So in my book, it is written:
Let $X_1,X_2,...,X_n$ have a multivariate normal distribution with mean $\mu$ and covariance matrix $K$ and $\textbf{X}=(X_1,X_2,...,X_n)$
The above isn't really relevant to my question all that needs to be known is that we're multiplying matrices and we switch the terms of the multiplication.
$A=(\textbf{x}-\mu )^{T}K^{-1}(\textbf{x}- \mu)$ $\space \space \space \space\space\space\space\space\space\space\space\space\space\space\space\space\space\space\space\space\space\space\space\space\space\space\space\space\space\space\space\space\space\space\space\space\space\space\space $$(1)$
$A$$=\sum_{i,j}(X_i-\mu_i)(K^{-1}_{ij})(X_j-\mu_j)$ $\space \space \space \space\space\space\space\space\space\space\space\space\space\space\space\space\space\space\space\space\space\space\space\space\space $$(2)$
$A$$=\sum_{i,j}(X_i-\mu_i)(X_j-\mu_j)(K^{-1}_{ij})$$\space \space \space \space\space\space\space\space\space\space\space\space\space\space\space\space\space\space\space\space\space\space\space\space\space\space$$(3)$
I don't understand how we went from $(2)$ to $(3)$. Last time I checked, when we multiplied two matrices the number of columns of the left term had to be equal to the number of rows of the right term.
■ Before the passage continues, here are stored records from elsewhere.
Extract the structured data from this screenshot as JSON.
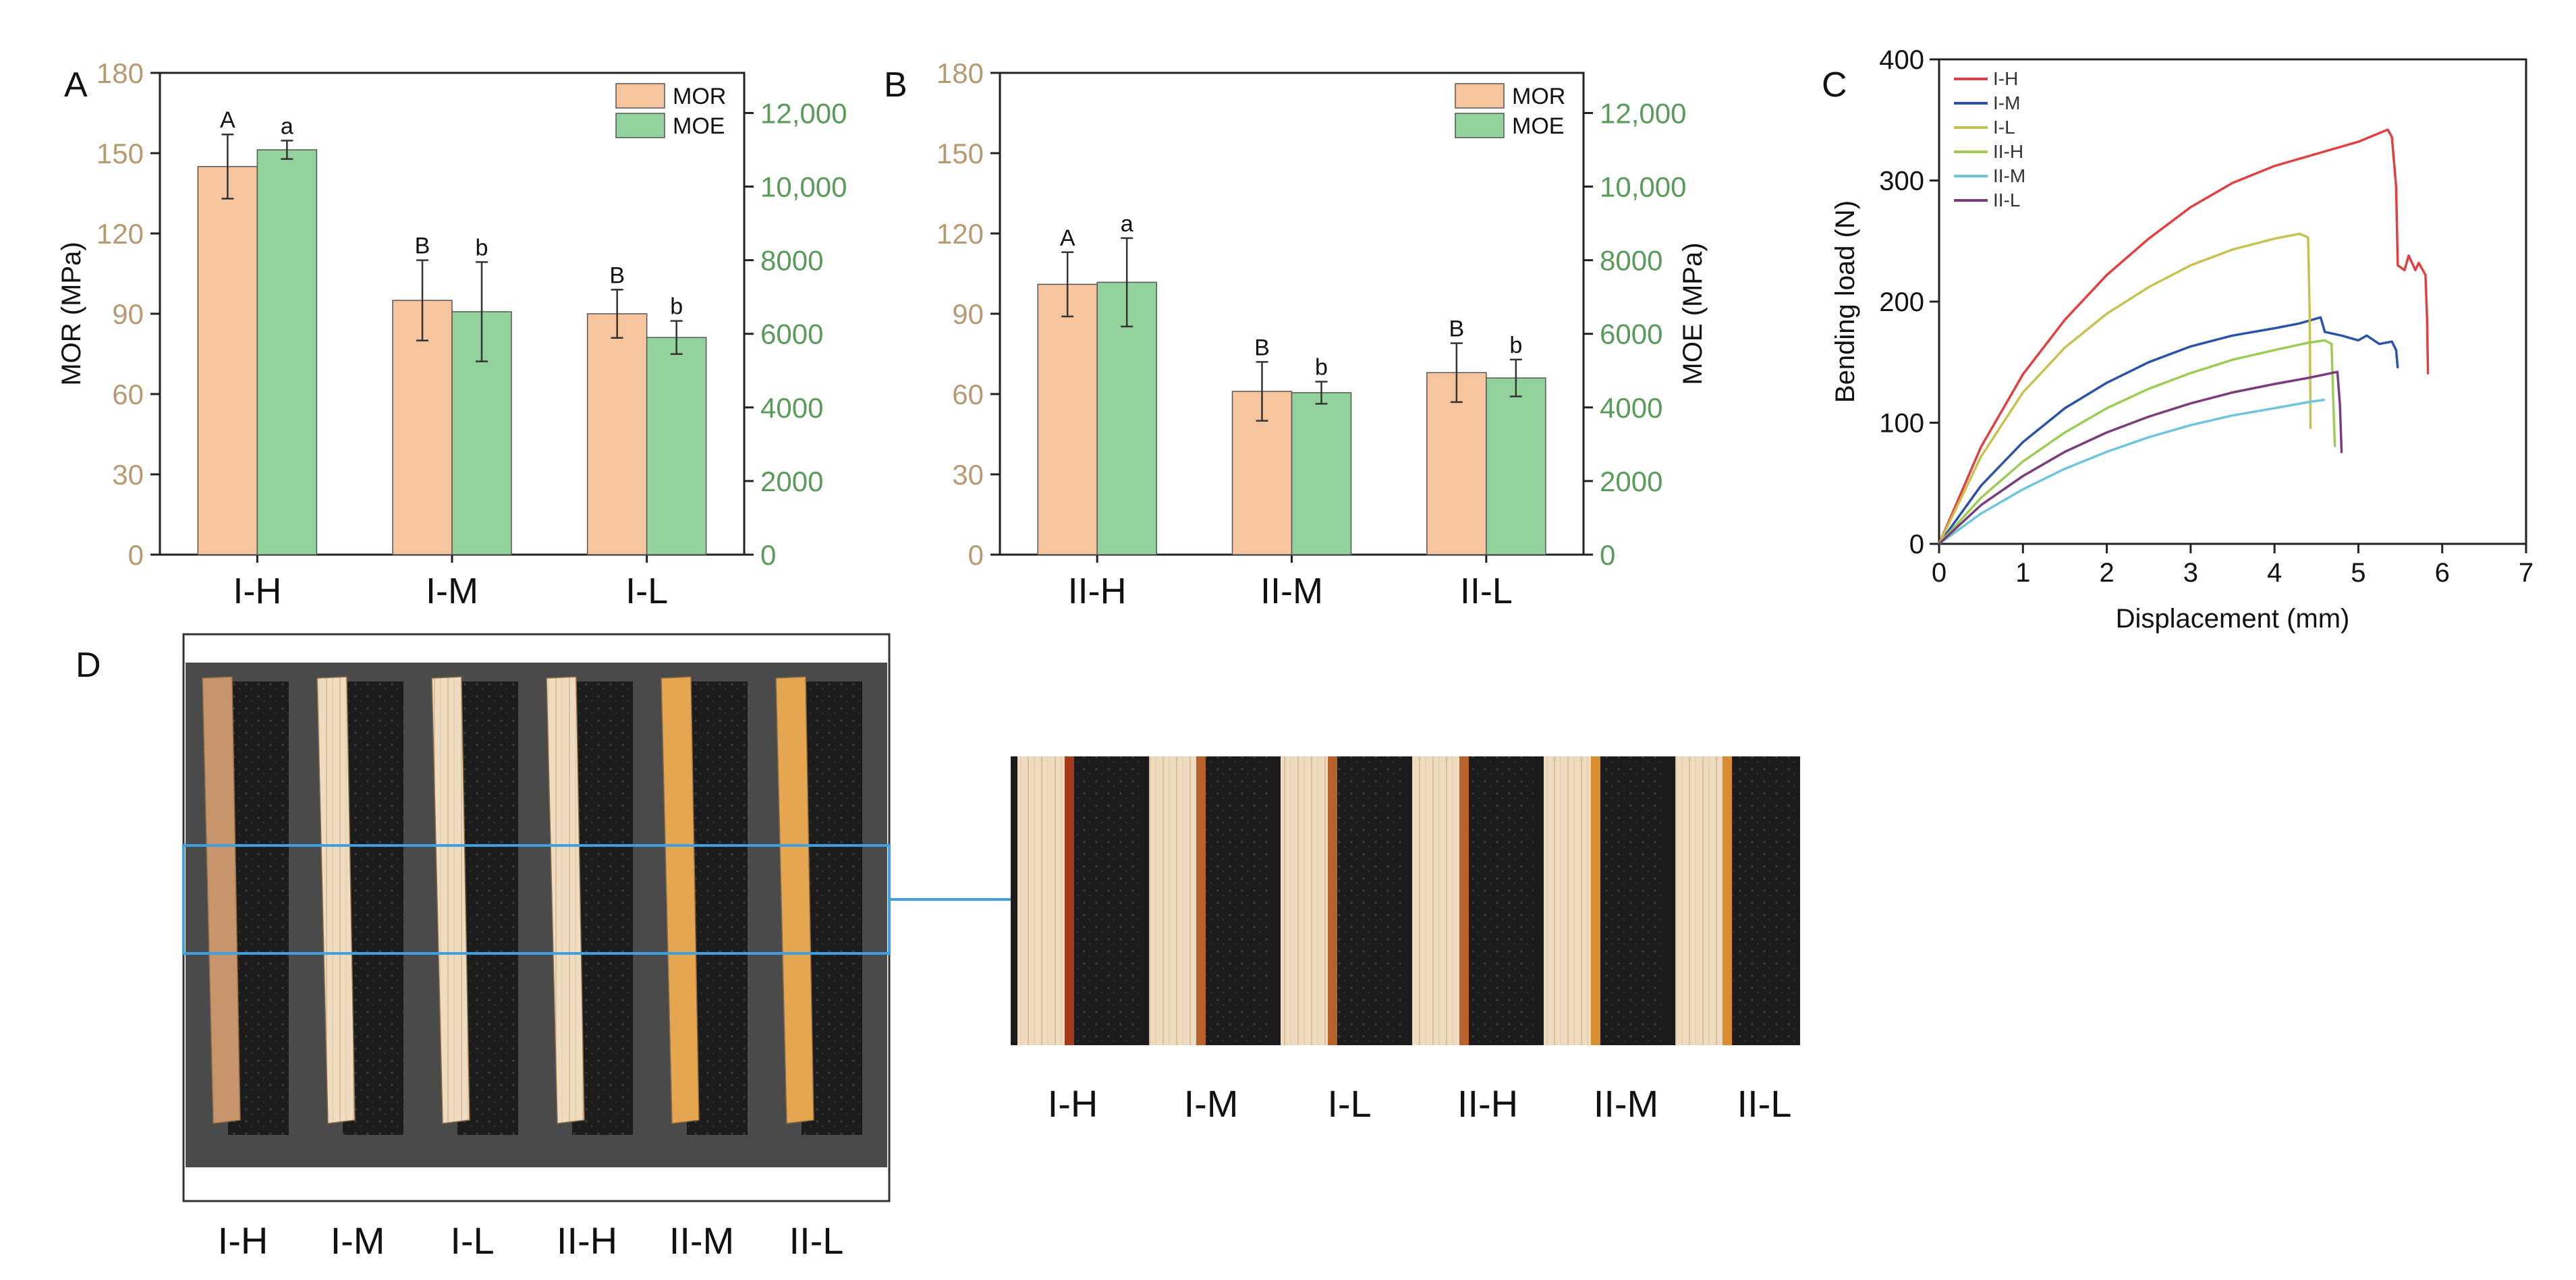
{
  "panel_letters": {
    "a": "A",
    "b": "B",
    "c": "C",
    "d": "D"
  },
  "colors": {
    "mor": "#f6c59d",
    "mor_axis": "#b59a72",
    "moe": "#93d29c",
    "moe_axis": "#5a9a5a",
    "box_blue": "#3ea0e0"
  },
  "chart_data": [
    {
      "panel": "A",
      "type": "bar",
      "categories": [
        "I-H",
        "I-M",
        "I-L"
      ],
      "series": [
        {
          "name": "MOR",
          "axis": "left",
          "values": [
            145,
            95,
            90
          ],
          "errors": [
            12,
            15,
            9
          ],
          "letters": [
            "A",
            "B",
            "B"
          ]
        },
        {
          "name": "MOE",
          "axis": "right",
          "values": [
            11000,
            6600,
            5900
          ],
          "errors": [
            250,
            1350,
            450
          ],
          "letters": [
            "a",
            "b",
            "b"
          ]
        }
      ],
      "ylabel": "MOR (MPa)",
      "y2label": "",
      "ylim": [
        0,
        180
      ],
      "yticks": [
        "0",
        "30",
        "60",
        "90",
        "120",
        "150",
        "180"
      ],
      "y2lim": [
        0,
        13090
      ],
      "y2ticks": [
        "0",
        "2000",
        "4000",
        "6000",
        "8000",
        "10,000",
        "12,000"
      ],
      "legend": [
        "MOR",
        "MOE"
      ],
      "legend_position": "top-right"
    },
    {
      "panel": "B",
      "type": "bar",
      "categories": [
        "II-H",
        "II-M",
        "II-L"
      ],
      "series": [
        {
          "name": "MOR",
          "axis": "left",
          "values": [
            101,
            61,
            68
          ],
          "errors": [
            12,
            11,
            11
          ],
          "letters": [
            "A",
            "B",
            "B"
          ]
        },
        {
          "name": "MOE",
          "axis": "right",
          "values": [
            7400,
            4400,
            4800
          ],
          "errors": [
            1200,
            300,
            500
          ],
          "letters": [
            "a",
            "b",
            "b"
          ]
        }
      ],
      "ylabel": "",
      "y2label": "MOE (MPa)",
      "ylim": [
        0,
        180
      ],
      "yticks": [
        "0",
        "30",
        "60",
        "90",
        "120",
        "150",
        "180"
      ],
      "y2lim": [
        0,
        13090
      ],
      "y2ticks": [
        "0",
        "2000",
        "4000",
        "6000",
        "8000",
        "10,000",
        "12,000"
      ],
      "legend": [
        "MOR",
        "MOE"
      ],
      "legend_position": "top-right"
    },
    {
      "panel": "C",
      "type": "line",
      "xlabel": "Displacement (mm)",
      "ylabel": "Bending load (N)",
      "xlim": [
        0,
        7
      ],
      "ylim": [
        0,
        400
      ],
      "xticks": [
        "0",
        "1",
        "2",
        "3",
        "4",
        "5",
        "6",
        "7"
      ],
      "yticks": [
        "0",
        "100",
        "200",
        "300",
        "400"
      ],
      "legend_position": "top-left",
      "series": [
        {
          "name": "I-H",
          "color": "#e04040",
          "points": [
            [
              0,
              0
            ],
            [
              0.5,
              80
            ],
            [
              1,
              140
            ],
            [
              1.5,
              185
            ],
            [
              2,
              222
            ],
            [
              2.5,
              252
            ],
            [
              3,
              278
            ],
            [
              3.5,
              298
            ],
            [
              4,
              312
            ],
            [
              4.5,
              322
            ],
            [
              5,
              332
            ],
            [
              5.35,
              342
            ],
            [
              5.4,
              336
            ],
            [
              5.45,
              295
            ],
            [
              5.47,
              230
            ],
            [
              5.55,
              226
            ],
            [
              5.6,
              238
            ],
            [
              5.68,
              226
            ],
            [
              5.72,
              232
            ],
            [
              5.8,
              222
            ],
            [
              5.82,
              185
            ],
            [
              5.83,
              140
            ]
          ]
        },
        {
          "name": "I-M",
          "color": "#2a52a8",
          "points": [
            [
              0,
              0
            ],
            [
              0.5,
              48
            ],
            [
              1,
              84
            ],
            [
              1.5,
              112
            ],
            [
              2,
              133
            ],
            [
              2.5,
              150
            ],
            [
              3,
              163
            ],
            [
              3.5,
              172
            ],
            [
              4,
              178
            ],
            [
              4.3,
              182
            ],
            [
              4.55,
              187
            ],
            [
              4.6,
              175
            ],
            [
              4.8,
              172
            ],
            [
              5.0,
              168
            ],
            [
              5.1,
              172
            ],
            [
              5.25,
              165
            ],
            [
              5.4,
              167
            ],
            [
              5.45,
              160
            ],
            [
              5.47,
              145
            ]
          ]
        },
        {
          "name": "I-L",
          "color": "#c6c250",
          "points": [
            [
              0,
              0
            ],
            [
              0.5,
              72
            ],
            [
              1,
              125
            ],
            [
              1.5,
              162
            ],
            [
              2,
              190
            ],
            [
              2.5,
              212
            ],
            [
              3,
              230
            ],
            [
              3.5,
              243
            ],
            [
              4,
              252
            ],
            [
              4.3,
              256
            ],
            [
              4.4,
              253
            ],
            [
              4.42,
              190
            ],
            [
              4.43,
              95
            ]
          ]
        },
        {
          "name": "II-H",
          "color": "#9ccc55",
          "points": [
            [
              0,
              0
            ],
            [
              0.5,
              38
            ],
            [
              1,
              68
            ],
            [
              1.5,
              92
            ],
            [
              2,
              112
            ],
            [
              2.5,
              128
            ],
            [
              3,
              141
            ],
            [
              3.5,
              152
            ],
            [
              4,
              160
            ],
            [
              4.4,
              166
            ],
            [
              4.6,
              168
            ],
            [
              4.68,
              165
            ],
            [
              4.7,
              120
            ],
            [
              4.72,
              80
            ]
          ]
        },
        {
          "name": "II-M",
          "color": "#6ec4dc",
          "points": [
            [
              0,
              0
            ],
            [
              0.5,
              25
            ],
            [
              1,
              45
            ],
            [
              1.5,
              62
            ],
            [
              2,
              76
            ],
            [
              2.5,
              88
            ],
            [
              3,
              98
            ],
            [
              3.5,
              106
            ],
            [
              4,
              112
            ],
            [
              4.4,
              117
            ],
            [
              4.6,
              119
            ]
          ]
        },
        {
          "name": "II-L",
          "color": "#7a3c7a",
          "points": [
            [
              0,
              0
            ],
            [
              0.5,
              32
            ],
            [
              1,
              56
            ],
            [
              1.5,
              76
            ],
            [
              2,
              92
            ],
            [
              2.5,
              105
            ],
            [
              3,
              116
            ],
            [
              3.5,
              125
            ],
            [
              4,
              132
            ],
            [
              4.4,
              137
            ],
            [
              4.75,
              142
            ],
            [
              4.78,
              115
            ],
            [
              4.8,
              75
            ]
          ]
        }
      ]
    }
  ],
  "photo": {
    "specimens": [
      {
        "label": "I-H",
        "tone": "dark"
      },
      {
        "label": "I-M",
        "tone": "light"
      },
      {
        "label": "I-L",
        "tone": "light"
      },
      {
        "label": "II-H",
        "tone": "light"
      },
      {
        "label": "II-M",
        "tone": "orange"
      },
      {
        "label": "II-L",
        "tone": "orange"
      }
    ],
    "zoom_labels": [
      "I-H",
      "I-M",
      "I-L",
      "II-H",
      "II-M",
      "II-L"
    ]
  }
}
This rule doesn't seem to be respected when going from $(2)$ to $(3)$ how is this possible?
Thanks for the help! This is from the book by Cover and Thomas on Information theory. It corresponds to equations $(8.37)$ and $(8.38)$ in the book.
When you go from 1 to 2 you sort of leave the matrix world. Note the subscripts on $K$. It's the element in row $i$ column $j$ of the inverted covariance matrix. So $K_{ij}$ is simply a scalar.